Vitor

Personal information
- Full name: Romildo Vitor Gomes Ferreira Neto
- Date of birth: 12 December 1997 (age 27)
- Place of birth: Recife, Brazil
- Height: 1.75 m (5 ft 9 in)
- Position(s): Attacking midfielder

Team information
- Current team: Treze

Youth career
- 2011–2013: Mogi Mirim

Senior career*
- Years: Team / Apps / (Gls)
- 2014–2016: Mogi Mirim / 9 / (0)
- 2016: Flamengo / 0 / (0)
- 2017: Figueirense / 0 / (0)
- 2018: Mogi Mirim / 0 / (0)
- 2019: Sampaio Corrêa / 1 / (0)
- 2019–2020: Chabab Mohammédia
- 2021–: Treze / 1 / (0)

= Vitor (footballer, born 1997) =

Brazilian footballer

Romildo Vitor Gomes Ferreira Neto, commonly known as Vitor and previously Romildinho is a Brazilian footballer who plays as an attacking midfielder for Treze. He played at the Brazilian national league level for Mogi Mirim in 2014 and 2015.

He is related to both Rivaldo and Rivaldinho.

==Career history==
Vitor came through the youth ranks of Mogi Mirim, where he played in the Under 15 team as a 13 year old. He made his professional debut for the team as a 16 year-old, on 17 August 2014 in a 2014 Campeonato Brasileiro Série C game against Duque de Caxias. Under contract with Mogi Mirim until 2017, his uncle negotiated a move to Flamengo in June 2016, where he would be part of the U20 set-up, initially.
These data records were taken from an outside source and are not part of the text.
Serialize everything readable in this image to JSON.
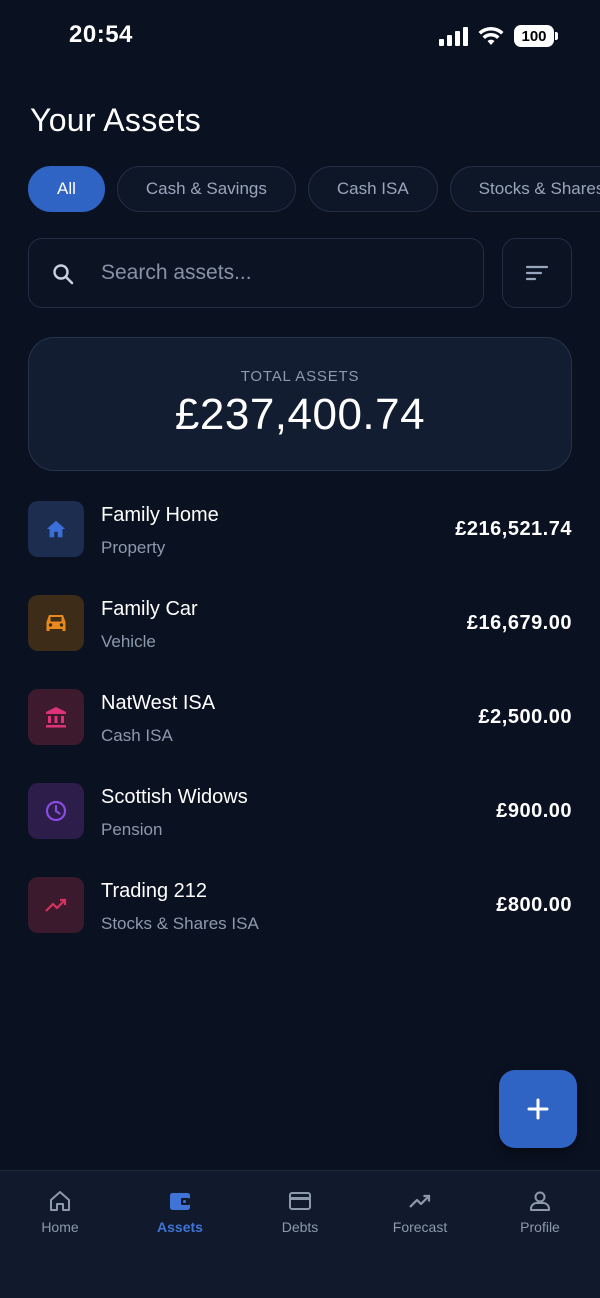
{
  "status_bar": {
    "time": "20:54",
    "battery": "100"
  },
  "page": {
    "title": "Your Assets"
  },
  "filters": [
    {
      "label": "All",
      "active": true
    },
    {
      "label": "Cash & Savings",
      "active": false
    },
    {
      "label": "Cash ISA",
      "active": false
    },
    {
      "label": "Stocks & Shares ISA",
      "active": false
    }
  ],
  "search": {
    "placeholder": "Search assets..."
  },
  "total": {
    "label": "TOTAL ASSETS",
    "value": "£237,400.74"
  },
  "assets": [
    {
      "name": "Family Home",
      "type": "Property",
      "value": "£216,521.74",
      "icon": "home-icon",
      "color": "#3a6fd8",
      "bg": "#1d2d50"
    },
    {
      "name": "Family Car",
      "type": "Vehicle",
      "value": "£16,679.00",
      "icon": "car-icon",
      "color": "#e8891e",
      "bg": "#3c2c18"
    },
    {
      "name": "NatWest ISA",
      "type": "Cash ISA",
      "value": "£2,500.00",
      "icon": "bank-icon",
      "color": "#e0327a",
      "bg": "#3e1a2e"
    },
    {
      "name": "Scottish Widows",
      "type": "Pension",
      "value": "£900.00",
      "icon": "clock-icon",
      "color": "#8a4be0",
      "bg": "#2c1d4a"
    },
    {
      "name": "Trading 212",
      "type": "Stocks & Shares ISA",
      "value": "£800.00",
      "icon": "trending-up-icon",
      "color": "#d8305e",
      "bg": "#3a1a2c"
    }
  ],
  "nav": [
    {
      "label": "Home",
      "icon": "home-icon",
      "active": false
    },
    {
      "label": "Assets",
      "icon": "wallet-icon",
      "active": true
    },
    {
      "label": "Debts",
      "icon": "credit-card-icon",
      "active": false
    },
    {
      "label": "Forecast",
      "icon": "trending-up-icon",
      "active": false
    },
    {
      "label": "Profile",
      "icon": "person-icon",
      "active": false
    }
  ],
  "colors": {
    "accent": "#2f63c4",
    "background": "#0a1120",
    "nav_active": "#3f73d6"
  }
}
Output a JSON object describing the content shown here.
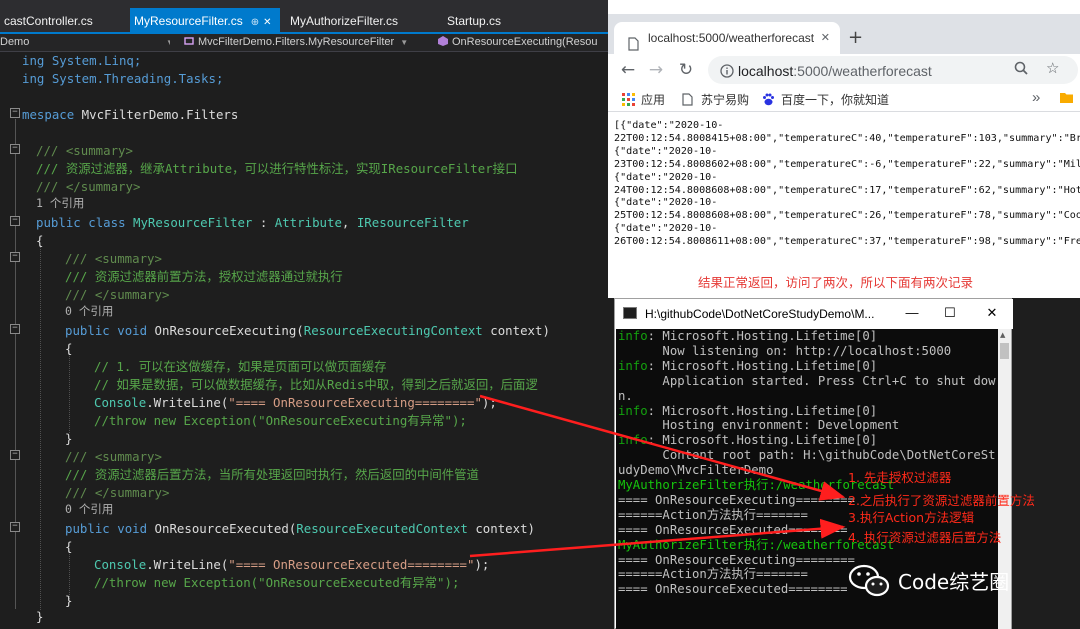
{
  "vs": {
    "tabs": [
      {
        "label": "castController.cs"
      },
      {
        "label": "MyResourceFilter.cs",
        "pin": "⊕",
        "close": "✕"
      },
      {
        "label": "MyAuthorizeFilter.cs"
      },
      {
        "label": "Startup.cs"
      }
    ],
    "nav": {
      "project": "Demo",
      "class": "MvcFilterDemo.Filters.MyResourceFilter",
      "member": "OnResourceExecuting(Resou"
    },
    "code": {
      "using_linq": "ing System.Linq;",
      "using_tasks": "ing System.Threading.Tasks;",
      "ns_kw": "mespace",
      "ns_name": " MvcFilterDemo.Filters",
      "doc1_open": "/// <summary>",
      "doc1_text": "/// 资源过滤器，继承Attribute，可以进行特性标注，实现IResourceFilter接口",
      "doc1_close": "/// </summary>",
      "ref_class": "1 个引用",
      "class_kw1": "public",
      "class_kw2": "class",
      "class_name": "MyResourceFilter",
      "class_sep1": " : ",
      "class_base1": "Attribute",
      "class_sep2": ", ",
      "class_base2": "IResourceFilter",
      "brace_open": "{",
      "doc2_open": "/// <summary>",
      "doc2_text": "/// 资源过滤器前置方法，授权过滤器通过就执行",
      "doc2_close": "/// </summary>",
      "ref_m1": "0 个引用",
      "m1_kw1": "public",
      "m1_kw2": "void",
      "m1_name": " OnResourceExecuting(",
      "m1_ptype": "ResourceExecutingContext",
      "m1_pname": " context)",
      "m1_open": "{",
      "c1": "// 1. 可以在这做缓存，如果是页面可以做页面缓存",
      "c2": "// 如果是数据，可以做数据缓存，比如从Redis中取，得到之后就返回，后面逻",
      "m1_write_cls": "Console",
      "m1_write_call": ".WriteLine(",
      "m1_write_str": "\"==== OnResourceExecuting========\"",
      "m1_write_end": ");",
      "m1_throw": "//throw new Exception(\"OnResourceExecuting有异常\");",
      "m1_close": "}",
      "doc3_open": "/// <summary>",
      "doc3_text": "/// 资源过滤器后置方法，当所有处理返回时执行，然后返回的中间件管道",
      "doc3_close": "/// </summary>",
      "ref_m2": "0 个引用",
      "m2_kw1": "public",
      "m2_kw2": "void",
      "m2_name": " OnResourceExecuted(",
      "m2_ptype": "ResourceExecutedContext",
      "m2_pname": " context)",
      "m2_open": "{",
      "m2_write_cls": "Console",
      "m2_write_call": ".WriteLine(",
      "m2_write_str": "\"==== OnResourceExecuted========\"",
      "m2_write_end": ");",
      "m2_throw": "//throw new Exception(\"OnResourceExecuted有异常\");",
      "m2_close": "}",
      "class_close": "}"
    }
  },
  "browser": {
    "tab_title": "localhost:5000/weatherforecast",
    "tab_close": "✕",
    "new_tab": "+",
    "url_host": "localhost",
    "url_rest": ":5000/weatherforecast",
    "bookmarks": [
      "应用",
      "苏宁易购",
      "百度一下，你就知道"
    ],
    "more": "»",
    "json_lines": [
      "[{\"date\":\"2020-10-",
      "22T00:12:54.8008415+08:00\",\"temperatureC\":40,\"temperatureF\":103,\"summary\":\"Bracing\"},",
      "{\"date\":\"2020-10-",
      "23T00:12:54.8008602+08:00\",\"temperatureC\":-6,\"temperatureF\":22,\"summary\":\"Mild\"},",
      "{\"date\":\"2020-10-",
      "24T00:12:54.8008608+08:00\",\"temperatureC\":17,\"temperatureF\":62,\"summary\":\"Hot\"},",
      "{\"date\":\"2020-10-",
      "25T00:12:54.8008608+08:00\",\"temperatureC\":26,\"temperatureF\":78,\"summary\":\"Cool\"},",
      "{\"date\":\"2020-10-",
      "26T00:12:54.8008611+08:00\",\"temperatureC\":37,\"temperatureF\":98,\"summary\":\"Freezing\"}]"
    ],
    "note": "结果正常返回，访问了两次，所以下面有两次记录"
  },
  "console": {
    "title": "H:\\githubCode\\DotNetCoreStudyDemo\\M...",
    "minimize": "—",
    "maximize": "☐",
    "close": "✕",
    "lines": [
      {
        "prefix": "info",
        "text": ": Microsoft.Hosting.Lifetime[0]"
      },
      {
        "prefix": "",
        "text": "      Now listening on: http://localhost:5000"
      },
      {
        "prefix": "info",
        "text": ": Microsoft.Hosting.Lifetime[0]"
      },
      {
        "prefix": "",
        "text": "      Application started. Press Ctrl+C to shut dow"
      },
      {
        "prefix": "",
        "text": "n."
      },
      {
        "prefix": "info",
        "text": ": Microsoft.Hosting.Lifetime[0]"
      },
      {
        "prefix": "",
        "text": "      Hosting environment: Development"
      },
      {
        "prefix": "info",
        "text": ": Microsoft.Hosting.Lifetime[0]"
      },
      {
        "prefix": "",
        "text": "      Content root path: H:\\githubCode\\DotNetCoreSt"
      },
      {
        "prefix": "",
        "text": "udyDemo\\MvcFilterDemo"
      },
      {
        "prefix": "",
        "text": "MyAuthorizeFilter执行:/weatherforecast",
        "green": true
      },
      {
        "prefix": "",
        "text": "==== OnResourceExecuting========"
      },
      {
        "prefix": "",
        "text": "======Action方法执行======="
      },
      {
        "prefix": "",
        "text": "==== OnResourceExecuted========"
      },
      {
        "prefix": "",
        "text": "MyAuthorizeFilter执行:/weatherforecast",
        "green": true
      },
      {
        "prefix": "",
        "text": "==== OnResourceExecuting========"
      },
      {
        "prefix": "",
        "text": "======Action方法执行======="
      },
      {
        "prefix": "",
        "text": "==== OnResourceExecuted========"
      }
    ]
  },
  "annotations": [
    "1. 先走授权过滤器",
    "2.之后执行了资源过滤器前置方法",
    "3.执行Action方法逻辑",
    "4. 执行资源过滤器后置方法"
  ],
  "watermark": "Code综艺圈",
  "colors": {
    "annotation_red": "#ff2a1a",
    "vs_accent": "#007acc",
    "console_green": "#16c60c"
  }
}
Vitor moved to be part of the U19 set-up at Figueirense in 2017, and spent time with Sampaio Corrêa in 2019 before moving to Morocco with SCC Mohammédia. He signed for Treze Futebol Clube in April 2021.

==Personal life==
Vitor is the nephew of Rivaldo, and therefore cousin of Rivaldinho. The stadium of Mogi Mirim, Estádio Vail Chaves, where he made his professional debut, was at the time called Estádio Romildo Vitor Gomes Ferreira, after his grandfather.